Il existe cependant des initiatives menées entre autres par mon ami le professeur Hasegawa de l’Université de Yokohama, il organise régulièrement des séjours pour ses étudiants en partenariat avec l’université de Corti. Nous avons par ailleurs accueilli une délégation du Comité des Iles Japonaises en mars dernier, ils sont venus étudier le principe de continuité territoriale.

Osaka Castle
Trouve-t-on des produits corses au Japon ?
Je sais qu’un magasin de produits européens de Ginza à Tokyo propose de l’huile d’olive de Balagna, présentée comme un produit de luxe dans des petits flacons, on peut aussi trouver des confitures et, plus surprenant, j’ai même vu de la bière dans une boutique spécialisée située près du Sky Tree.
J’essaie de promouvoir quelques produits mais c’est très difficile dans la mesure où il n’existe pas de réelle infrastructure en Corse œuvrant pour la promotion des produits insulaires sur des marchés aussi éloignés, donc difficiles. Il semblerait que les choses évoluent au niveau de la filière viticole, je suis en contact avec le responsable du Comité des Vins de Corse, secteur Asie, il est basé à Hong Kong et semble motivé. Il y a donc de l’espoir même si ça prendra du temps.

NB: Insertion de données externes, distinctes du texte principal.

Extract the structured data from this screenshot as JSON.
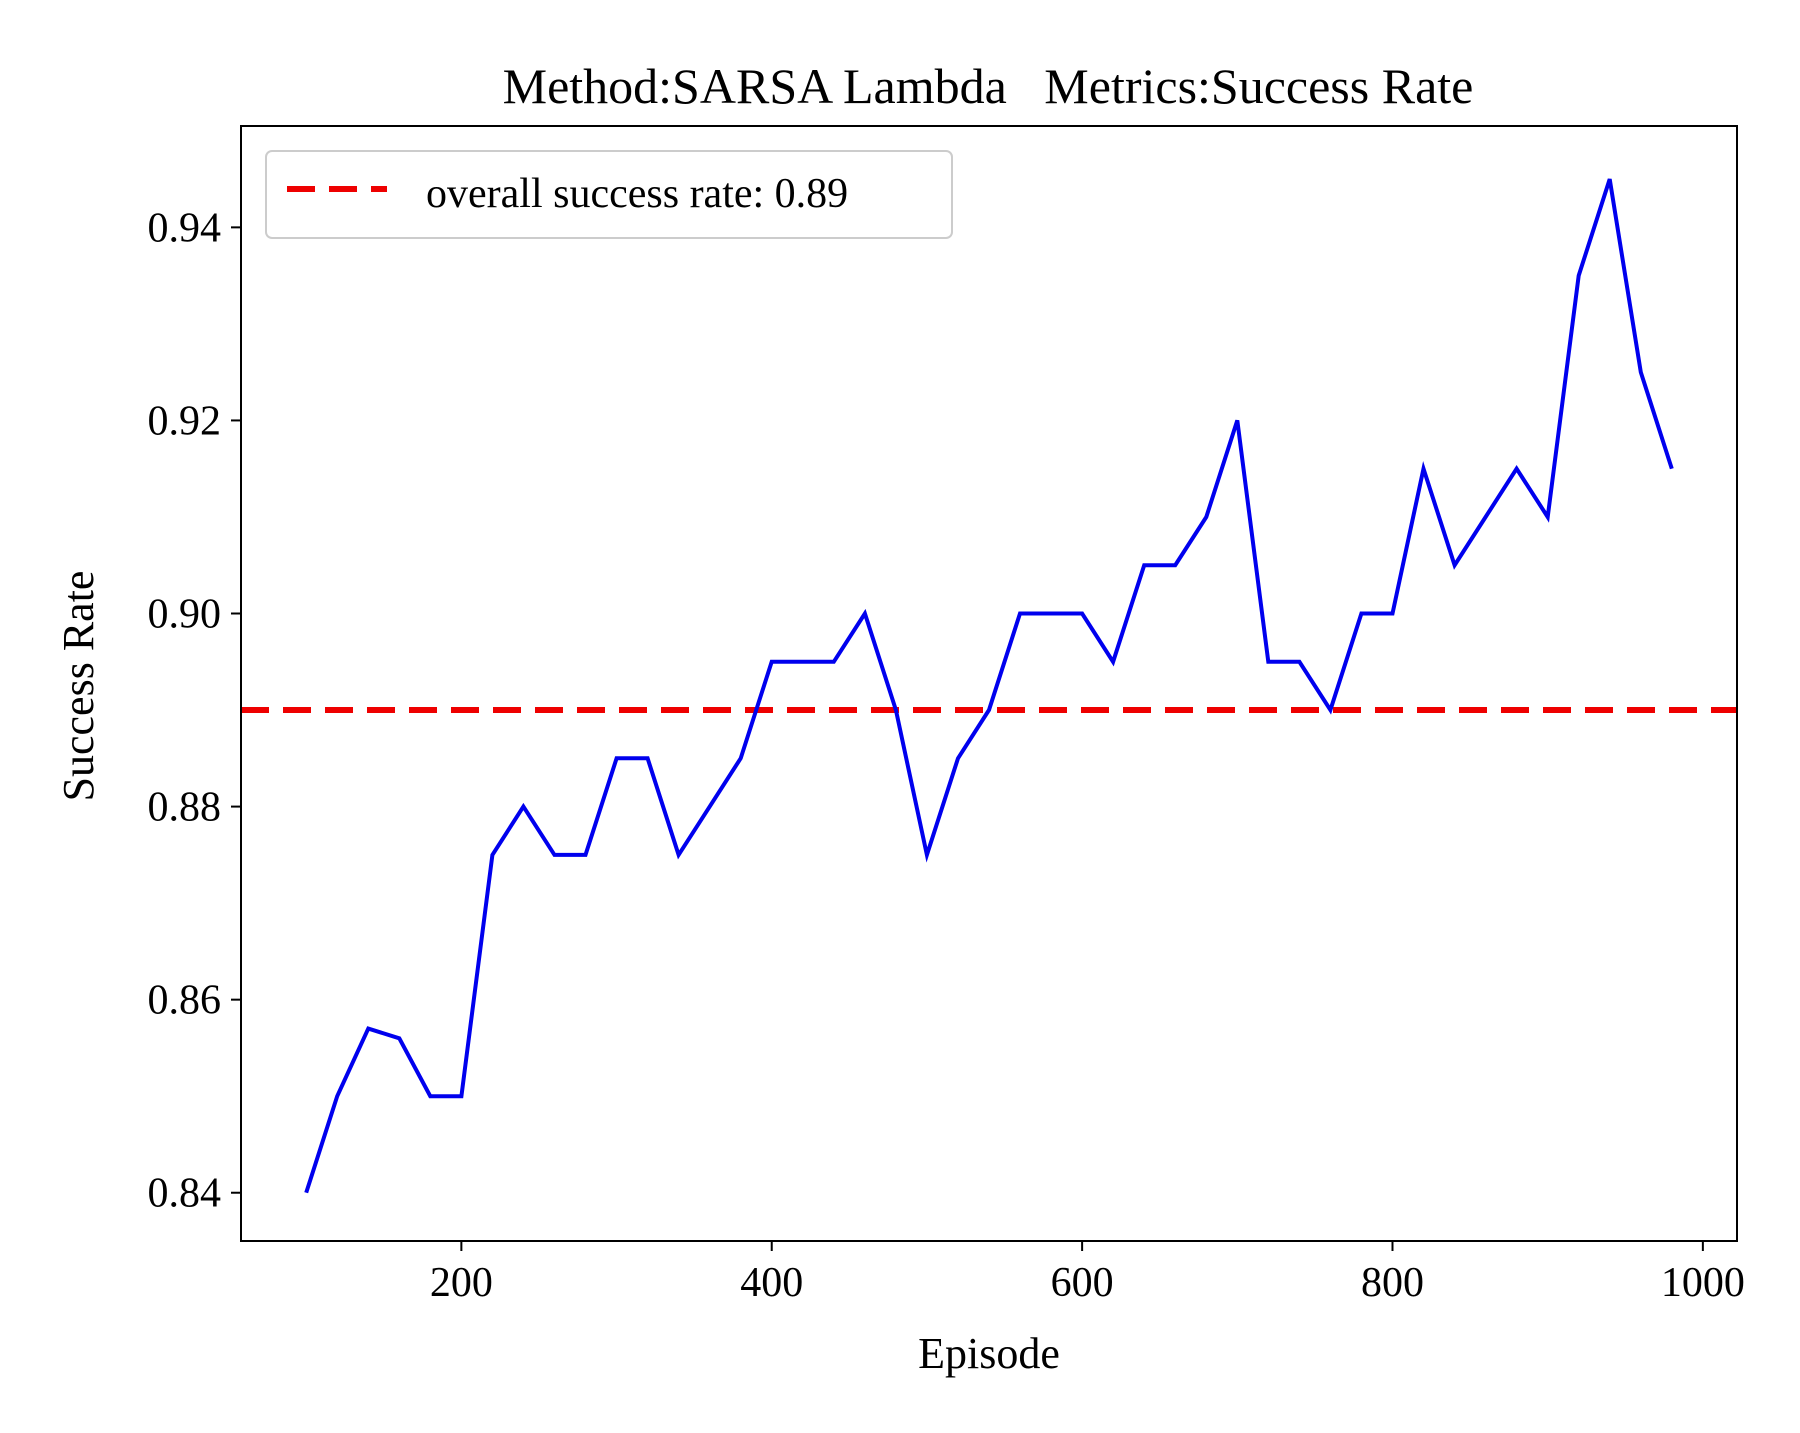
{
  "chart_data": {
    "type": "line",
    "title": "Method:SARSA Lambda   Metrics:Success Rate",
    "xlabel": "Episode",
    "ylabel": "Success Rate",
    "xlim": [
      58,
      1022
    ],
    "ylim": [
      0.835,
      0.9505
    ],
    "x_ticks": [
      200,
      400,
      600,
      800,
      1000
    ],
    "x_tick_labels": [
      "200",
      "400",
      "600",
      "800",
      "1000"
    ],
    "y_ticks": [
      0.84,
      0.86,
      0.88,
      0.9,
      0.92,
      0.94
    ],
    "y_tick_labels": [
      "0.84",
      "0.86",
      "0.88",
      "0.90",
      "0.92",
      "0.94"
    ],
    "grid": false,
    "legend_position": "upper-left",
    "series": [
      {
        "kind": "line",
        "color": "#0000ee",
        "x": [
          100,
          120,
          140,
          160,
          180,
          200,
          220,
          240,
          260,
          280,
          300,
          320,
          340,
          360,
          380,
          400,
          420,
          440,
          460,
          480,
          500,
          520,
          540,
          560,
          580,
          600,
          620,
          640,
          660,
          680,
          700,
          720,
          740,
          760,
          780,
          800,
          820,
          840,
          860,
          880,
          900,
          920,
          940,
          960,
          980
        ],
        "values": [
          0.84,
          0.85,
          0.857,
          0.856,
          0.85,
          0.85,
          0.875,
          0.88,
          0.875,
          0.875,
          0.885,
          0.885,
          0.875,
          0.88,
          0.885,
          0.895,
          0.895,
          0.895,
          0.9,
          0.89,
          0.875,
          0.885,
          0.89,
          0.9,
          0.9,
          0.9,
          0.895,
          0.905,
          0.905,
          0.91,
          0.92,
          0.895,
          0.895,
          0.89,
          0.9,
          0.9,
          0.915,
          0.905,
          0.91,
          0.915,
          0.91,
          0.935,
          0.945,
          0.925,
          0.915
        ]
      },
      {
        "kind": "hline",
        "name": "overall success rate: 0.89",
        "color": "#ee0000",
        "y": 0.89,
        "style": "dashed"
      }
    ]
  }
}
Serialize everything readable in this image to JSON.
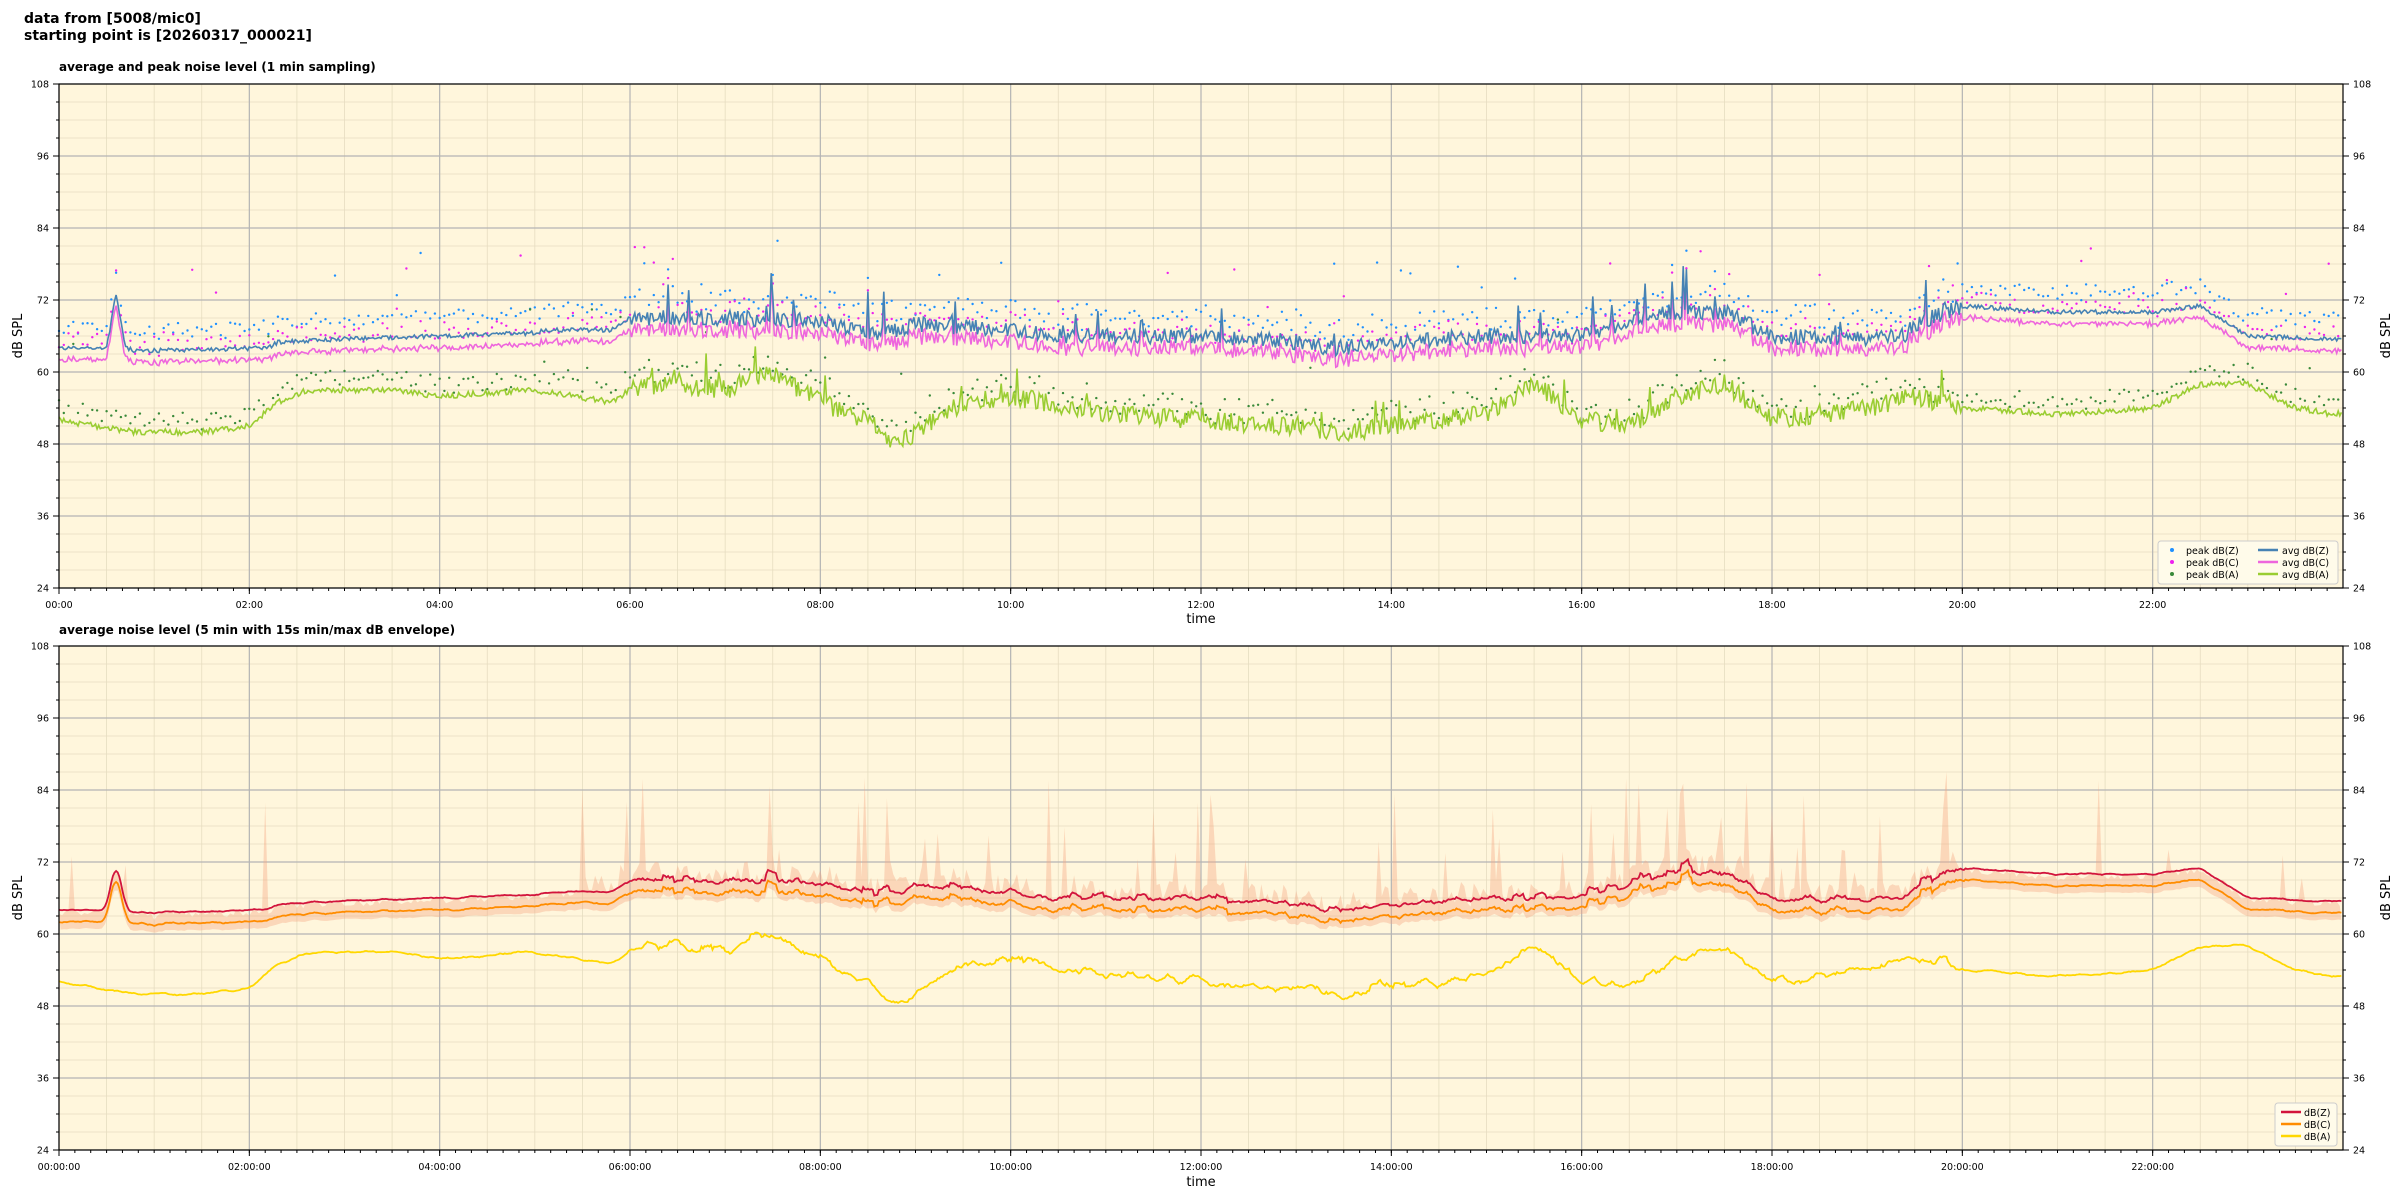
{
  "header": {
    "line1": "data from [5008/mic0]",
    "line2": "starting point is [20260317_000021]"
  },
  "colors": {
    "panel_bg": "#fff6dc",
    "peak_z": "#1e90ff",
    "peak_c": "#ee22ee",
    "peak_a": "#3a8a3a",
    "avg_z": "#4682b4",
    "avg_c": "#ee66dd",
    "avg_a": "#9acd32",
    "env_z": "#d2143c",
    "env_c": "#ff8c00",
    "env_a": "#ffd700",
    "envelope_band": "#f4a582"
  },
  "chart_data": [
    {
      "type": "line",
      "title": "average and peak noise level (1 min sampling)",
      "xlabel": "time",
      "ylabel": "dB SPL",
      "ylim": [
        24,
        108
      ],
      "xlim_hours": [
        0,
        24
      ],
      "yticks": [
        "24",
        "36",
        "48",
        "60",
        "72",
        "84",
        "96",
        "108"
      ],
      "xticks": [
        "00:00",
        "02:00",
        "04:00",
        "06:00",
        "08:00",
        "10:00",
        "12:00",
        "14:00",
        "16:00",
        "18:00",
        "20:00",
        "22:00"
      ],
      "grid": true,
      "legend_position": "bottom-right",
      "legend": [
        "peak dB(Z)",
        "peak dB(C)",
        "peak dB(A)",
        "avg dB(Z)",
        "avg dB(C)",
        "avg dB(A)"
      ],
      "series_keys": {
        "base_z_hours": [
          0,
          0.5,
          0.6,
          0.7,
          0.8,
          2.2,
          2.3,
          3.0,
          4.0,
          5.0,
          5.1,
          5.2,
          5.8,
          5.9,
          6.0,
          7.0,
          8.0,
          8.6,
          9.0,
          10.0,
          10.5,
          11.0,
          12.0,
          13.0,
          13.3,
          13.5,
          14.0,
          15.0,
          16.0,
          16.8,
          17.5,
          18.0,
          19.0,
          19.4,
          19.5,
          20.0,
          21.0,
          22.0,
          22.5,
          23.0,
          23.9
        ],
        "base_z_values": [
          64,
          64,
          73,
          64,
          63.5,
          64,
          65,
          65.5,
          66,
          66.5,
          67,
          67,
          67,
          68,
          69,
          69,
          68.5,
          66,
          68,
          67,
          66,
          66,
          66,
          65,
          64,
          64,
          65,
          66,
          66,
          70,
          70,
          66,
          65.5,
          66,
          68,
          71,
          70,
          70,
          71,
          66,
          65.5
        ],
        "base_a_hours": [
          0,
          0.8,
          1.5,
          2.0,
          2.3,
          2.6,
          3.5,
          4.0,
          5.0,
          5.8,
          6.0,
          6.3,
          7.0,
          7.5,
          8.0,
          8.6,
          8.8,
          9.5,
          10.0,
          11.0,
          12.0,
          13.0,
          13.5,
          14.5,
          15.0,
          15.5,
          16.0,
          16.5,
          17.0,
          17.5,
          18.0,
          18.5,
          19.0,
          19.5,
          20.0,
          21.0,
          22.0,
          22.5,
          23.0,
          23.5,
          23.9
        ],
        "base_a_values": [
          52,
          50,
          50,
          51,
          55,
          57,
          57,
          56,
          57,
          55,
          57,
          58,
          57,
          60,
          55,
          51,
          48,
          55,
          56,
          53,
          52,
          51,
          50,
          52,
          53,
          58,
          52,
          51,
          56,
          58,
          52,
          53,
          54,
          56,
          54,
          53,
          54,
          58,
          58,
          54,
          53
        ]
      }
    },
    {
      "type": "line",
      "title": "average noise level (5 min with 15s min/max dB envelope)",
      "xlabel": "time",
      "ylabel": "dB SPL",
      "ylim": [
        24,
        108
      ],
      "xlim_hours": [
        0,
        24
      ],
      "yticks": [
        "24",
        "36",
        "48",
        "60",
        "72",
        "84",
        "96",
        "108"
      ],
      "xticks": [
        "00:00:00",
        "02:00:00",
        "04:00:00",
        "06:00:00",
        "08:00:00",
        "10:00:00",
        "12:00:00",
        "14:00:00",
        "16:00:00",
        "18:00:00",
        "20:00:00",
        "22:00:00"
      ],
      "grid": true,
      "legend_position": "bottom-right",
      "legend": [
        "dB(Z)",
        "dB(C)",
        "dB(A)"
      ]
    }
  ]
}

De l’huile d’olive de Balagne au coeur de Tokyo
Un conseil à donner à des corses qui voudraient tenter l’aventure au Japon ?
Comme indiqué plus haut le pays se mérite, il faut donc savoir faire preuve de courage et d’abnégation et surtout réfléchir à ce qu’on peut lui apporter. les domaines d’activités où l’on peut dire que les corses sont meilleurs que les japonais étant relativement restreints mieux vaut ne pas rater son coup.
Il n’existe aucune tradition d’immigration ici et plus de 99% des habitants sont japonais, beaucoup des 1% restant sont des asiatiques, Coréens, Chinois, Philippins etc… autant dire que le fait qu’un Corse vienne vivre en partie chez eux est considéré comme quelque chose de vraiment très exotique.
Autre difficulté, et de taille, le peu d’intérêt qu’ils ont pour les langues étrangères, je ne pourrais pas vivre dans ma campagne de Saitama si je n’avais pas quelques notions de japonais, on peut bien sur habiter dans des grandes villes comme Tokyo en ne parlant que l’anglais mais les choses se compliquent vite dès qu’on dépasse les limites de la mégapole.
Pour terminer le niveau de vie est bien entendu plus élevé qu’en Corse, il faut cependant tenir compte du fait que le modèle est beaucoup plus nord américain qu’européen, un ou une jeune corse débarquant directement à Tokyo ou à Osaka aura du mal à trouver ses marques et se sentira moins « encadré » qu’en Europe, chose à savoir.